All forms of Liberalism, even today, promote tolerance for a diversity of views and beliefs in any society or nation. Liberalism calls for willingness of the population to respect or accept behaviour or opinions different from its own and encourages it to accept new, justifiable ideas and concepts in order to advance human progress. In addition to the rights to life, liberty, private property, Liberalism also champions freedom of speech, the rule of law (wherein the sovereign is not above the law), tolerance for religious and ideological pluralism and a representative government. Thus, the aim of a liberal system is to establish a fair and open society where all people receive equal opportunities to succeed.

One of the earliest exponents of Liberalism was the English philosopher Thomas Hobbes (1588–1679), who introduced the famous ‘social contract theory’ in his famous work, Leviathan. Being an early liberal, Hobbes did not seek to curtail the powers of the king, yet he believed that a nation is formed not by divine will, but by individuals who rationally agree to form a government to escape the brutal ‘state of nature’. Thus, Hobbes made the individual the locus of his ideal political system and argued that governments derive their legitimacy and authority from the consent of the governed (Hobbes Citation1651).

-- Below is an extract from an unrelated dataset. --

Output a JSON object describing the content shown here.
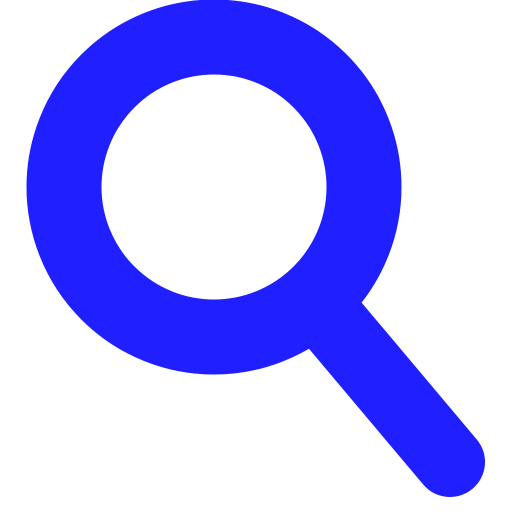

However, it is the English philosopher John Locke (1632–1704) who fully developed the political philosophy of Liberalism and is often regarded the ‘father of Liberalism’ (Hirschmann Citation2009, 79). Unlike Hobbes, Locke was not in favour of bestowing absolute power to the ruler, and believed that revolution was justified when the sovereign failed to fulfil obligations of the ‘social contract’ between the ruler and the governed. Thus, he famously stated, ‘No one can be … subjected to political power of another without his own consent’ (Locke Citation1689).

It is noteworthy that Locke also advocated religious tolerance in a State by stressing that coercing religious uniformity might lead to more social disorder than by merely allowing diversity. Championing freedom of expression, the great English poet John Milton, in his 1644 prose polemic Aeropagitica, ardently advocated the importance of freedom of speech and called for ‘the liberty to know, to utter, and to argue freely according to conscience, above all liberties’ (Milton Citation1644).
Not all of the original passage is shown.